I'd given up on that book (the Bible) as far as religious truth was concerned. It didn't do it for me. I'd had it with the gloss-over nonsense I'd experienced in Church: how no one was willing to call out the contradictions, the inherent inconsistencies, the external violence it was causing in the world, the confusion it was ushering into the lives of womyn and queer people, how it depicted God as a punitive dad drunk with "His" own power, callous in "His" rage, careless in "His" actions that clearly made so many innocent and tender and wondrous people suffer for no good reason at all. I'd had it with that book.


But in college, I was invited into a different relationship with the Bible, a different way of engaging it. I was told to bring my questions, to lay bare my critiques, to research history, to research the authors and their contexts, to research the writing, editing, canonizing and translating processes. I was invited to pay attention to how power, privilege, politics, gender, nationalism and imperialism played into the very notion of Scripture production itself. I was told to think about the impact of all that on human behavior, human well-being, human progress. I got to say out loud that I'd take James Baldwin over the Apostle Paul any day--and they (my colleague scholars and professors) nodded in affirmation instead of shaming me for apostasy! I learned to love engaging the Bible again, albeit in a very, very different way. The book was the same, but I was different and so the relationship was different.


Hmmmm...maybe there is value in returning to texts (I'm using "texts" very broadly here: films, literature, scores of music, etc.) over and over. But what exactly is that value?

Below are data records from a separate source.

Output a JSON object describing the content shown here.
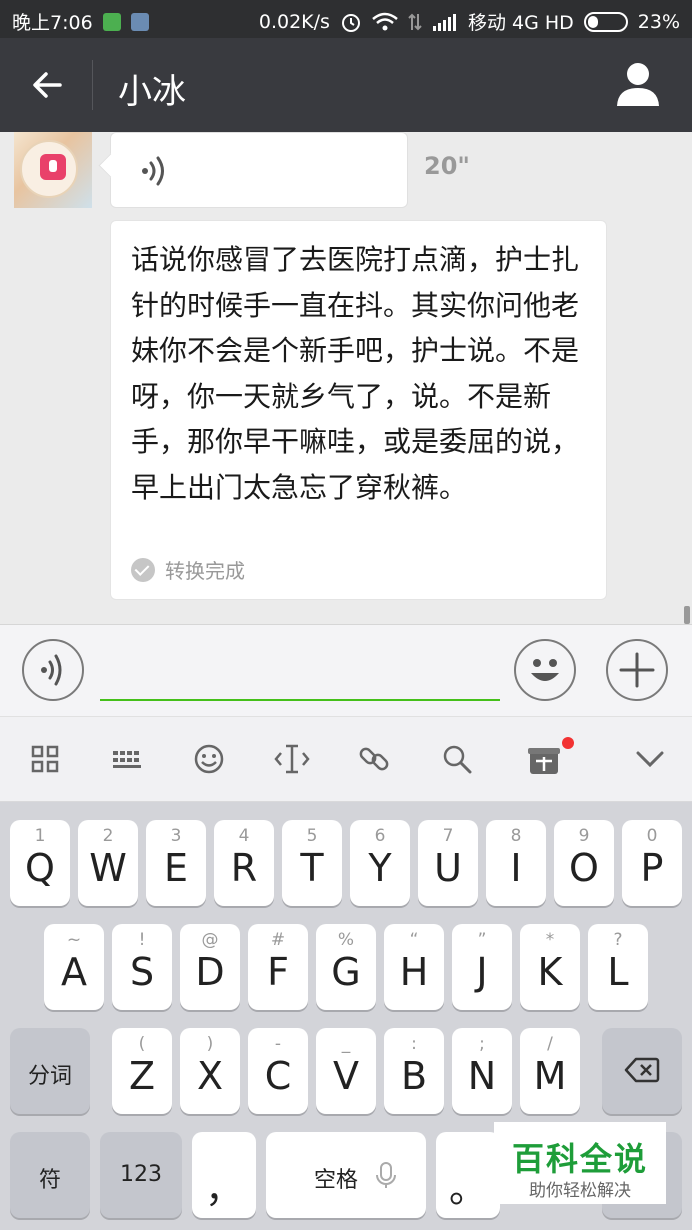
{
  "status_bar": {
    "time": "晚上7:06",
    "speed": "0.02K/s",
    "carrier": "移动 4G HD",
    "battery": "23%"
  },
  "header": {
    "title": "小冰",
    "back_icon": "arrow-left-icon",
    "profile_icon": "person-icon"
  },
  "chat": {
    "voice_duration": "20\"",
    "transcript": "话说你感冒了去医院打点滴，护士扎针的时候手一直在抖。其实你问他老妹你不会是个新手吧，护士说。不是呀，你一天就乡气了，说。不是新手，那你早干嘛哇，或是委屈的说，早上出门太急忘了穿秋裤。",
    "status": "转换完成"
  },
  "input": {
    "value": "",
    "accent_color": "#45c01a"
  },
  "keyboard_toolbar": {
    "icons": [
      "grid-icon",
      "keyboard-icon",
      "smiley-icon",
      "cursor-icon",
      "link-icon",
      "search-icon",
      "gift-icon",
      "chevron-down-icon"
    ]
  },
  "keyboard": {
    "row1": [
      {
        "hint": "1",
        "key": "Q"
      },
      {
        "hint": "2",
        "key": "W"
      },
      {
        "hint": "3",
        "key": "E"
      },
      {
        "hint": "4",
        "key": "R"
      },
      {
        "hint": "5",
        "key": "T"
      },
      {
        "hint": "6",
        "key": "Y"
      },
      {
        "hint": "7",
        "key": "U"
      },
      {
        "hint": "8",
        "key": "I"
      },
      {
        "hint": "9",
        "key": "O"
      },
      {
        "hint": "0",
        "key": "P"
      }
    ],
    "row2": [
      {
        "hint": "~",
        "key": "A"
      },
      {
        "hint": "!",
        "key": "S"
      },
      {
        "hint": "@",
        "key": "D"
      },
      {
        "hint": "#",
        "key": "F"
      },
      {
        "hint": "%",
        "key": "G"
      },
      {
        "hint": "“",
        "key": "H"
      },
      {
        "hint": "”",
        "key": "J"
      },
      {
        "hint": "*",
        "key": "K"
      },
      {
        "hint": "?",
        "key": "L"
      }
    ],
    "row3": [
      {
        "hint": "(",
        "key": "Z"
      },
      {
        "hint": ")",
        "key": "X"
      },
      {
        "hint": "-",
        "key": "C"
      },
      {
        "hint": "_",
        "key": "V"
      },
      {
        "hint": ":",
        "key": "B"
      },
      {
        "hint": ";",
        "key": "N"
      },
      {
        "hint": "/",
        "key": "M"
      }
    ],
    "segment_label": "分词",
    "symbol_label": "符",
    "number_label": "123",
    "comma_label": "，",
    "space_label": "空格",
    "period_label": "。"
  },
  "watermark": {
    "title": "百科全说",
    "subtitle": "助你轻松解决"
  }
}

I think it has something to do with spiritual formation and gratitude. When you return to a movie or a book or song over and over, after a while you being to see how much your own lens, your context of curiosity, rage, hope, and yearning--your very being in space and time--determines what parts of that text appeal to you. You realize that said text has a much more expansive reality outside of your limited context.

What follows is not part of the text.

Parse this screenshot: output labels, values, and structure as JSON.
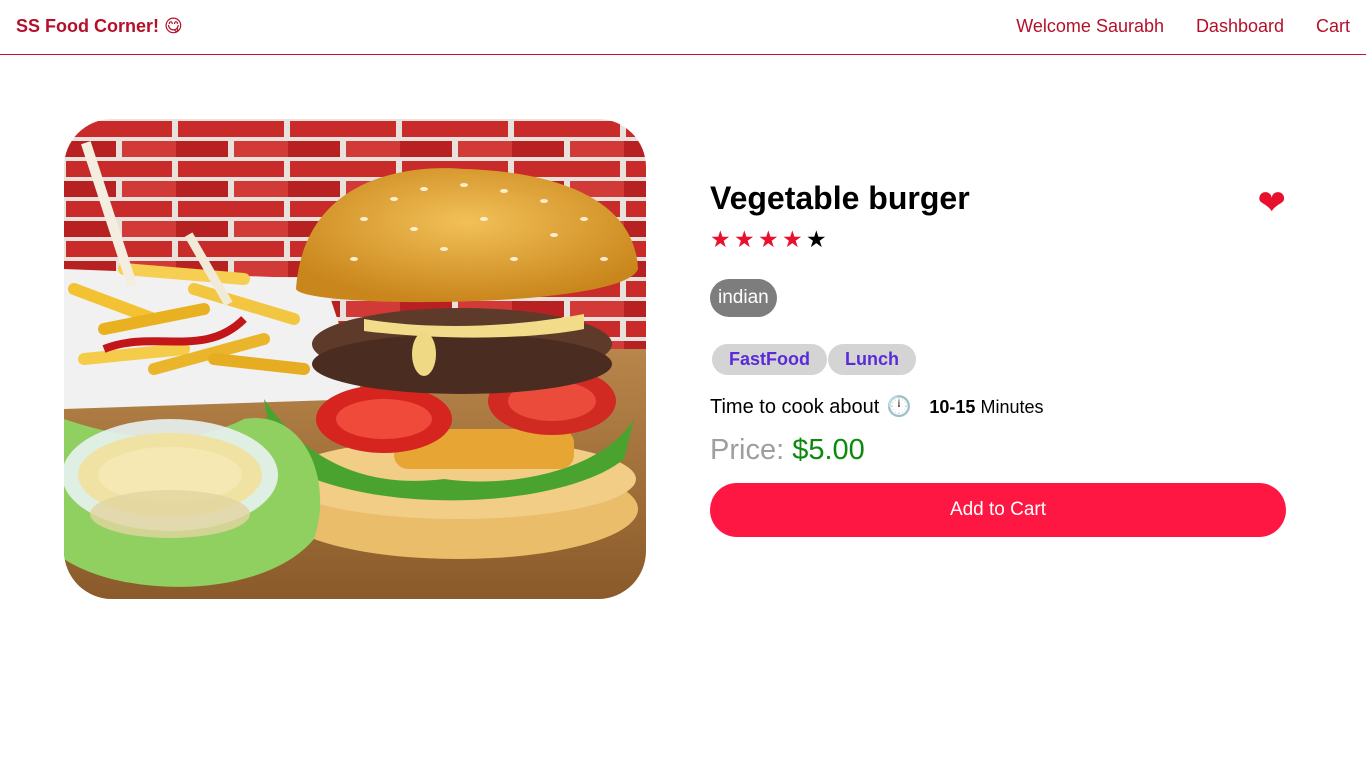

For instance, as a college-going baby feminist, I couldn't stand the life trajectory or writings of Paul. But as a person engaged in white anti-racism work that requires seeing what's been rendered invisible and constantly deconstructing privilege, I can totally relate to "scales falling from the eyes." Paul's experience not only makes sense to me in new ways, but has become an authoritative and new, exciting, teacher. My own life course has changed my orientation to that text. But that's not where the revelation stops. It's not just about what the text does for you. It's also about the text itself.


Any text worth going back to again and again reveals its own inherent, multifaceted brilliance over time. If you find that at various points in life, while engaged with that text, it takes on new and significant meaning, there's something in its original design worth noting. Anything packed with stuff that keeps you coming back can be considered a faithful companion, a lover, and should be regarded/treated as such, with gratitude and faithfulness in return. Just because a scene, line or stanza doesn’t take on a new meaning for you doesn't mean that goodness wasn't there all along. Ya, feel me? Give credit where credit is due. It's a practice. 

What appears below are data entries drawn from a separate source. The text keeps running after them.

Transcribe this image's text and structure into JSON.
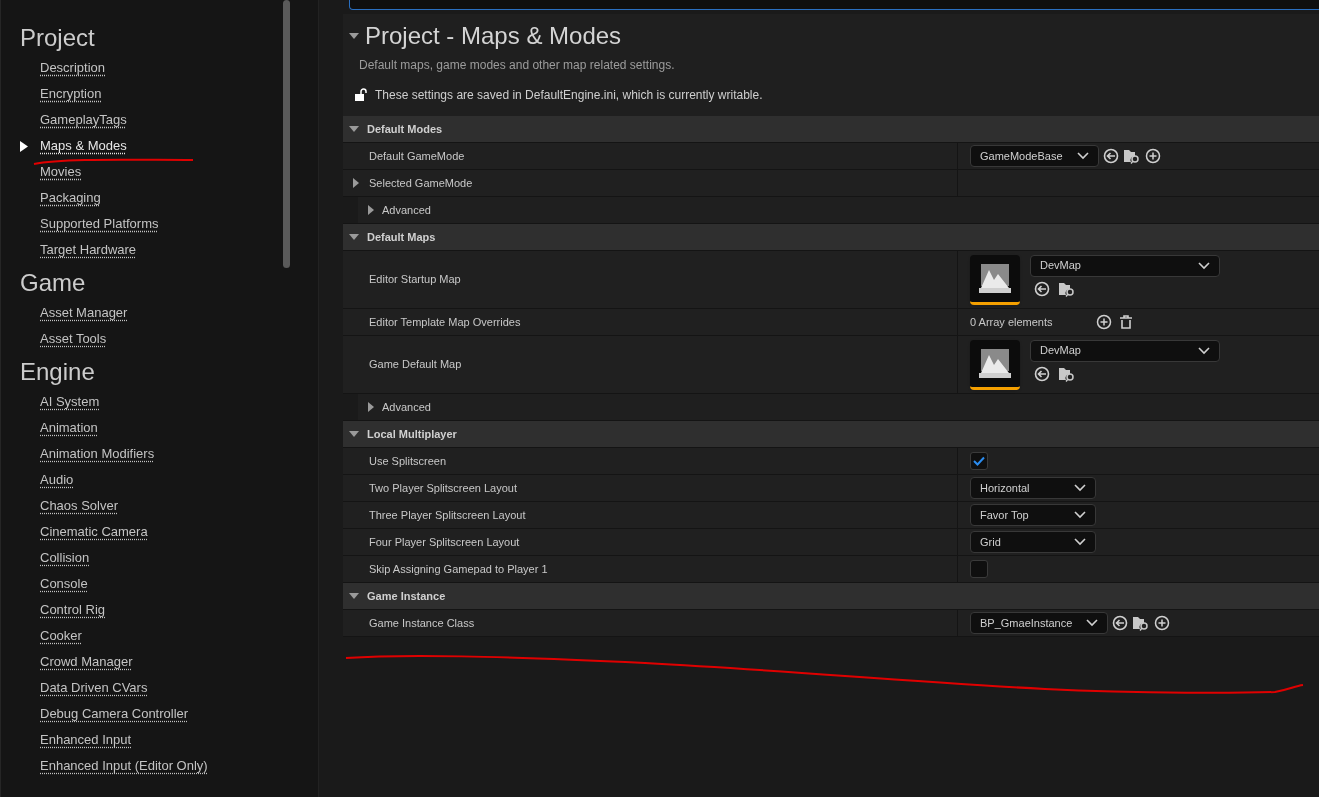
{
  "sidebar": {
    "groups": [
      {
        "title": "Project",
        "items": [
          {
            "label": "Description",
            "selected": false
          },
          {
            "label": "Encryption",
            "selected": false
          },
          {
            "label": "GameplayTags",
            "selected": false
          },
          {
            "label": "Maps & Modes",
            "selected": true
          },
          {
            "label": "Movies",
            "selected": false
          },
          {
            "label": "Packaging",
            "selected": false
          },
          {
            "label": "Supported Platforms",
            "selected": false
          },
          {
            "label": "Target Hardware",
            "selected": false
          }
        ]
      },
      {
        "title": "Game",
        "items": [
          {
            "label": "Asset Manager",
            "selected": false
          },
          {
            "label": "Asset Tools",
            "selected": false
          }
        ]
      },
      {
        "title": "Engine",
        "items": [
          {
            "label": "AI System",
            "selected": false
          },
          {
            "label": "Animation",
            "selected": false
          },
          {
            "label": "Animation Modifiers",
            "selected": false
          },
          {
            "label": "Audio",
            "selected": false
          },
          {
            "label": "Chaos Solver",
            "selected": false
          },
          {
            "label": "Cinematic Camera",
            "selected": false
          },
          {
            "label": "Collision",
            "selected": false
          },
          {
            "label": "Console",
            "selected": false
          },
          {
            "label": "Control Rig",
            "selected": false
          },
          {
            "label": "Cooker",
            "selected": false
          },
          {
            "label": "Crowd Manager",
            "selected": false
          },
          {
            "label": "Data Driven CVars",
            "selected": false
          },
          {
            "label": "Debug Camera Controller",
            "selected": false
          },
          {
            "label": "Enhanced Input",
            "selected": false
          },
          {
            "label": "Enhanced Input (Editor Only)",
            "selected": false
          }
        ]
      }
    ]
  },
  "page": {
    "title": "Project - Maps & Modes",
    "expanded": true,
    "description": "Default maps, game modes and other map related settings.",
    "notice": "These settings are saved in DefaultEngine.ini, which is currently writable."
  },
  "sections": [
    {
      "title": "Default Modes",
      "expanded": true,
      "rows": [
        {
          "kind": "class",
          "label": "Default GameMode",
          "value": "GameModeBase"
        },
        {
          "kind": "expander",
          "label": "Selected GameMode",
          "expanded": false
        },
        {
          "kind": "advanced",
          "label": "Advanced",
          "expanded": false
        }
      ]
    },
    {
      "title": "Default Maps",
      "expanded": true,
      "rows": [
        {
          "kind": "map",
          "label": "Editor Startup Map",
          "value": "DevMap"
        },
        {
          "kind": "array",
          "label": "Editor Template Map Overrides",
          "value": "0 Array elements"
        },
        {
          "kind": "map",
          "label": "Game Default Map",
          "value": "DevMap"
        },
        {
          "kind": "advanced",
          "label": "Advanced",
          "expanded": false
        }
      ]
    },
    {
      "title": "Local Multiplayer",
      "expanded": true,
      "rows": [
        {
          "kind": "checkbox",
          "label": "Use Splitscreen",
          "checked": true
        },
        {
          "kind": "enum",
          "label": "Two Player Splitscreen Layout",
          "value": "Horizontal"
        },
        {
          "kind": "enum",
          "label": "Three Player Splitscreen Layout",
          "value": "Favor Top"
        },
        {
          "kind": "enum",
          "label": "Four Player Splitscreen Layout",
          "value": "Grid"
        },
        {
          "kind": "checkbox",
          "label": "Skip Assigning Gamepad to Player 1",
          "checked": false
        }
      ]
    },
    {
      "title": "Game Instance",
      "expanded": true,
      "rows": [
        {
          "kind": "class",
          "label": "Game Instance Class",
          "value": "BP_GmaeInstance"
        }
      ]
    }
  ]
}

Sometimes it takes a while to wake up to just how good our companion/lovers are even though they've been good from day one. Isn't it grand that we are given multiple companions and lovers that keep us coming back for the nourishment of our souls over time, even when we don't recognize/realize/embrace it?! Sometimes they just sit there unacknowledged, under-utilized, collecting dust, and then BAM we pick them back up and go at it again. They're not only willingly there for you, but they're more brilliant and impactful than before, despite the neglect! Sounds like grace to me. Grace abiding. Grace abounding.


Thank God for the capacity to return and hit repeat.